Jumlah penduduk yang terus-menerus mengelami peningkatan setiap tahunnya, yang jika tidak dikendalikan maka akan membawa dampak negatif bagi negara yang bersangkutan. Berdasarkan data sensus, bahwa di Indonesia sendiri jumlah penduduknya mengalami peningkatan sebesar 3,26 juta penduduk rata-rata setiap tahunnya dibandingkan dengan data sensus sebelumnya ditahun 2010.Â
Oleh karenanya pemerintah membuat kebijakan-kebijakan untuk mengontrol jumlah penduduk yang ada di negara ini, salah satunya adalah program Keluarga Berencana (KB). Dalam program ini setiap keluarga dianjurkan untuk memiliki dua anak saja dan tidak lebih. Program serupa juga sempat diterapkan di China dimana setiap keluarga diperlobehkan hanya memiliki satu anak saja.

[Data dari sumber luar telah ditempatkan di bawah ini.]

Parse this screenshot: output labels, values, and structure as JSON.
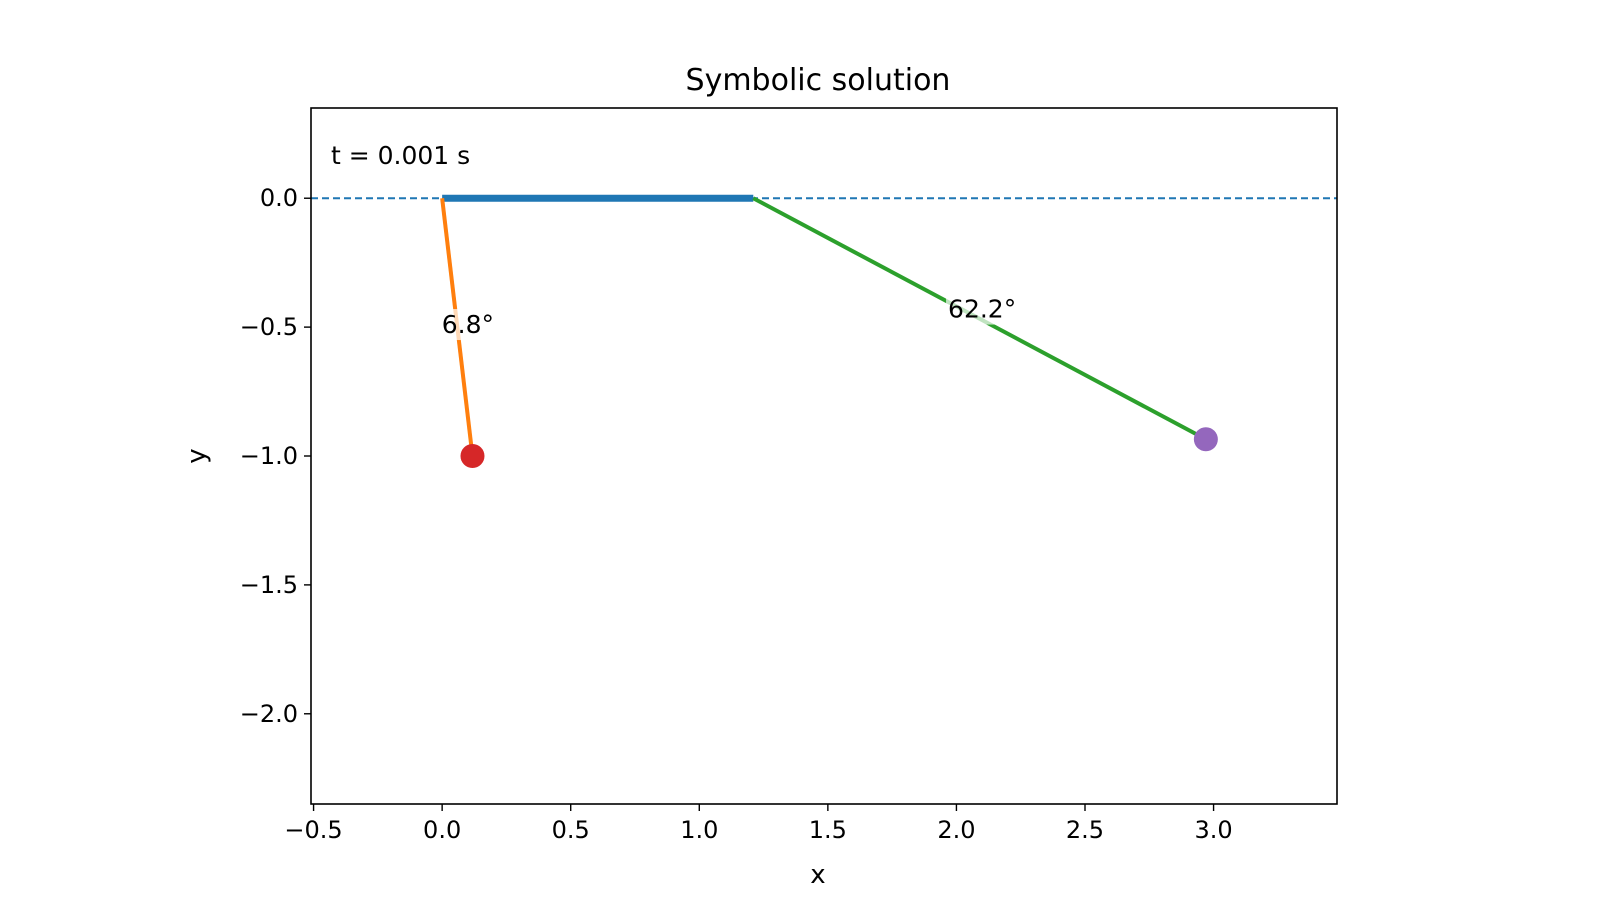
{
  "chart_data": {
    "type": "line",
    "title": "Symbolic solution",
    "xlabel": "x",
    "ylabel": "y",
    "xlim": [
      -0.51,
      3.48
    ],
    "ylim": [
      -2.35,
      0.35
    ],
    "xticks": [
      -0.5,
      0.0,
      0.5,
      1.0,
      1.5,
      2.0,
      2.5,
      3.0
    ],
    "xtick_labels": [
      "−0.5",
      "0.0",
      "0.5",
      "1.0",
      "1.5",
      "2.0",
      "2.5",
      "3.0"
    ],
    "yticks": [
      0.0,
      -0.5,
      -1.0,
      -1.5,
      -2.0
    ],
    "ytick_labels": [
      "0.0",
      "−0.5",
      "−1.0",
      "−1.5",
      "−2.0"
    ],
    "grid": false,
    "reference_line": {
      "y": 0.0,
      "style": "dashed",
      "color": "#1f77b4"
    },
    "time_label": "t = 0.001 s",
    "series": [
      {
        "role": "cart",
        "x": [
          0.0,
          1.21
        ],
        "y": [
          0.0,
          0.0
        ],
        "color": "#1f77b4"
      },
      {
        "role": "pendulum-1-rod",
        "x": [
          0.0,
          0.118
        ],
        "y": [
          0.0,
          -1.0
        ],
        "color": "#ff7f0e"
      },
      {
        "role": "pendulum-2-rod",
        "x": [
          1.21,
          2.97
        ],
        "y": [
          0.0,
          -0.935
        ],
        "color": "#2ca02c"
      }
    ],
    "bobs": [
      {
        "x": 0.118,
        "y": -1.0,
        "color": "#d62728"
      },
      {
        "x": 2.97,
        "y": -0.935,
        "color": "#9467bd"
      }
    ],
    "annotations": [
      {
        "text": "6.8°",
        "x": 0.1,
        "y": -0.49
      },
      {
        "text": "62.2°",
        "x": 2.1,
        "y": -0.43
      }
    ]
  }
}
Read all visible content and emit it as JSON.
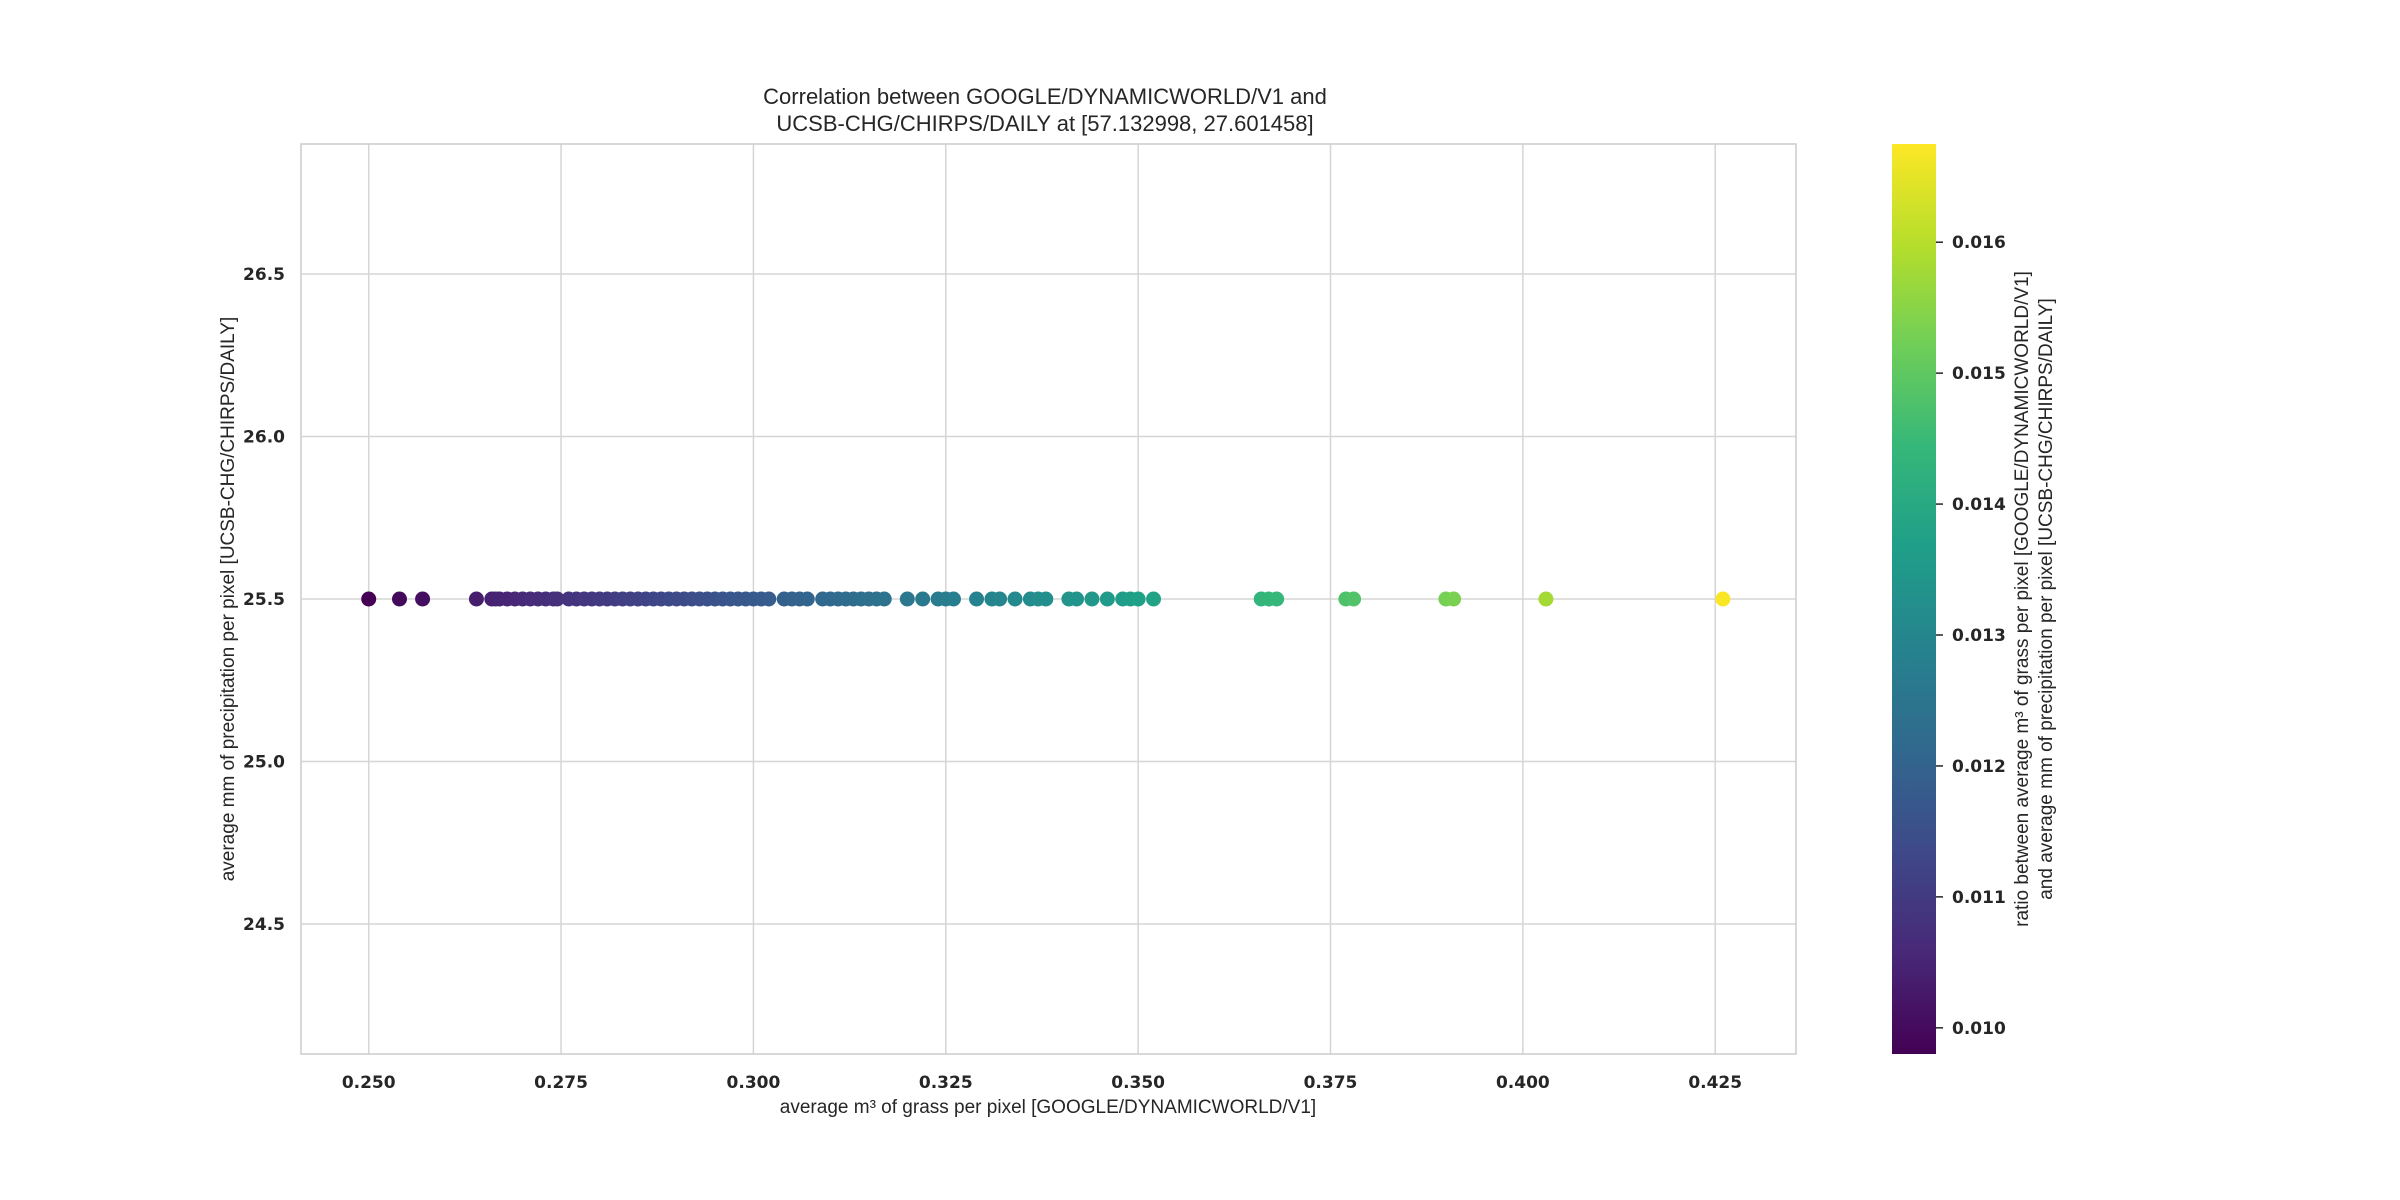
{
  "chart_data": {
    "type": "scatter",
    "title_lines": [
      "Correlation between GOOGLE/DYNAMICWORLD/V1 and",
      "UCSB-CHG/CHIRPS/DAILY at [57.132998, 27.601458]"
    ],
    "xlabel": "average m³ of grass per pixel [GOOGLE/DYNAMICWORLD/V1]",
    "ylabel": "average mm of precipitation per pixel [UCSB-CHG/CHIRPS/DAILY]",
    "colorbar_label_lines": [
      "ratio between average m³ of grass per pixel [GOOGLE/DYNAMICWORLD/V1]",
      "and average mm of precipitation per pixel [UCSB-CHG/CHIRPS/DAILY]"
    ],
    "xlim": [
      0.2412,
      0.4355
    ],
    "ylim": [
      24.1,
      26.9
    ],
    "x_ticks": [
      0.25,
      0.275,
      0.3,
      0.325,
      0.35,
      0.375,
      0.4,
      0.425
    ],
    "x_tick_labels": [
      "0.250",
      "0.275",
      "0.300",
      "0.325",
      "0.350",
      "0.375",
      "0.400",
      "0.425"
    ],
    "y_ticks": [
      24.5,
      25.0,
      25.5,
      26.0,
      26.5
    ],
    "y_tick_labels": [
      "24.5",
      "25.0",
      "25.5",
      "26.0",
      "26.5"
    ],
    "colorbar_range": [
      0.0098,
      0.01675
    ],
    "colorbar_ticks": [
      0.01,
      0.011,
      0.012,
      0.013,
      0.014,
      0.015,
      0.016
    ],
    "colorbar_tick_labels": [
      "0.010",
      "0.011",
      "0.012",
      "0.013",
      "0.014",
      "0.015",
      "0.016"
    ],
    "colormap": "viridis",
    "colormap_stops": [
      "#440154",
      "#482878",
      "#3e4989",
      "#31688e",
      "#26828e",
      "#1f9e89",
      "#35b779",
      "#6ece58",
      "#b5de2b",
      "#fde725"
    ],
    "grid": true,
    "y_value": 25.5,
    "x_values": [
      0.25,
      0.254,
      0.257,
      0.264,
      0.266,
      0.2665,
      0.267,
      0.268,
      0.269,
      0.27,
      0.271,
      0.272,
      0.273,
      0.274,
      0.2745,
      0.276,
      0.277,
      0.278,
      0.279,
      0.28,
      0.281,
      0.282,
      0.283,
      0.284,
      0.285,
      0.286,
      0.287,
      0.288,
      0.289,
      0.29,
      0.291,
      0.292,
      0.293,
      0.294,
      0.295,
      0.296,
      0.297,
      0.298,
      0.299,
      0.3,
      0.301,
      0.302,
      0.304,
      0.305,
      0.306,
      0.307,
      0.309,
      0.31,
      0.311,
      0.312,
      0.313,
      0.314,
      0.315,
      0.316,
      0.317,
      0.32,
      0.322,
      0.324,
      0.325,
      0.326,
      0.329,
      0.331,
      0.332,
      0.334,
      0.336,
      0.337,
      0.338,
      0.341,
      0.342,
      0.344,
      0.346,
      0.348,
      0.349,
      0.35,
      0.352,
      0.366,
      0.367,
      0.368,
      0.377,
      0.378,
      0.39,
      0.391,
      0.403,
      0.426
    ]
  }
}
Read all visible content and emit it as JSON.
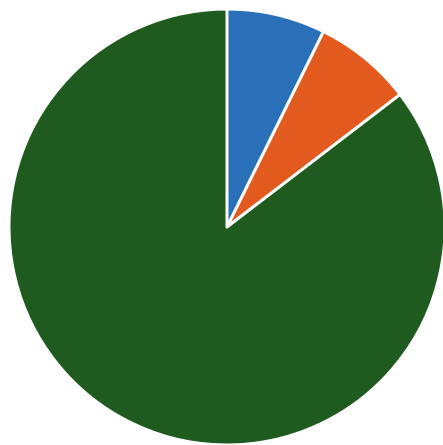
{
  "chart_data": {
    "type": "pie",
    "start_angle_deg": 0,
    "direction": "clockwise",
    "slices": [
      {
        "value": 7.3,
        "color": "#2a70b8"
      },
      {
        "value": 7.3,
        "color": "#e35a1f"
      },
      {
        "value": 85.4,
        "color": "#1f5a1f"
      }
    ],
    "separator_color": "#ffffff"
  }
}
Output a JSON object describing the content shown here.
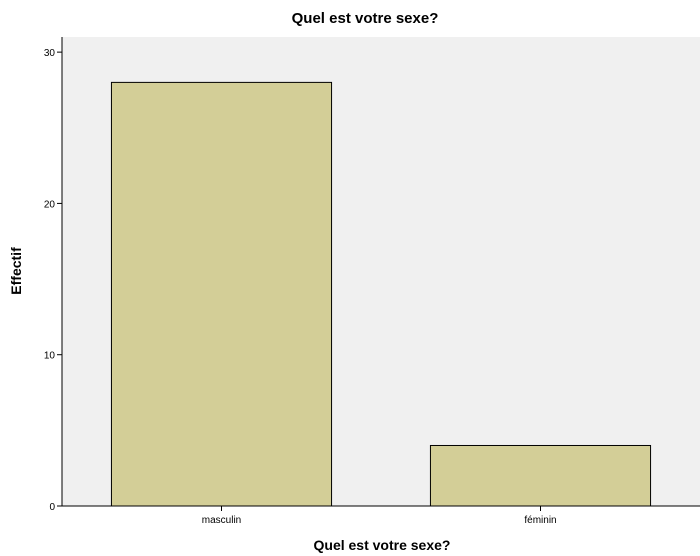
{
  "chart_data": {
    "type": "bar",
    "title": "Quel est votre sexe?",
    "xlabel": "Quel est votre sexe?",
    "ylabel": "Effectif",
    "categories": [
      "masculin",
      "féminin"
    ],
    "values": [
      28,
      4
    ],
    "ylim": [
      0,
      31
    ],
    "yticks": [
      0,
      10,
      20,
      30
    ],
    "grid": false,
    "colors": {
      "bar_fill": "#d3ce97",
      "bar_stroke": "#000000",
      "plot_background": "#f0f0f0",
      "page_background": "#ffffff"
    }
  }
}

Kebijakan ini bisa menjadi solusi paling efektif dalam upaya menekan peningkatan jumlah penduduk yang ada, dengan catatan bahwa dilakukan dengan koordinasi dan kerja sama yang baik antara pemerintah dan masyarakat. Pemerintah berperan sebagai penyedia fasilitas dan masyarakat memiliki peran dalam menjalankan program tersebut. Namun, sangat disayangkan bahwa masih banyak masyarakat yang tidak mengikuti program yang telah dirancang oleh pemerintah ini setelah menikah.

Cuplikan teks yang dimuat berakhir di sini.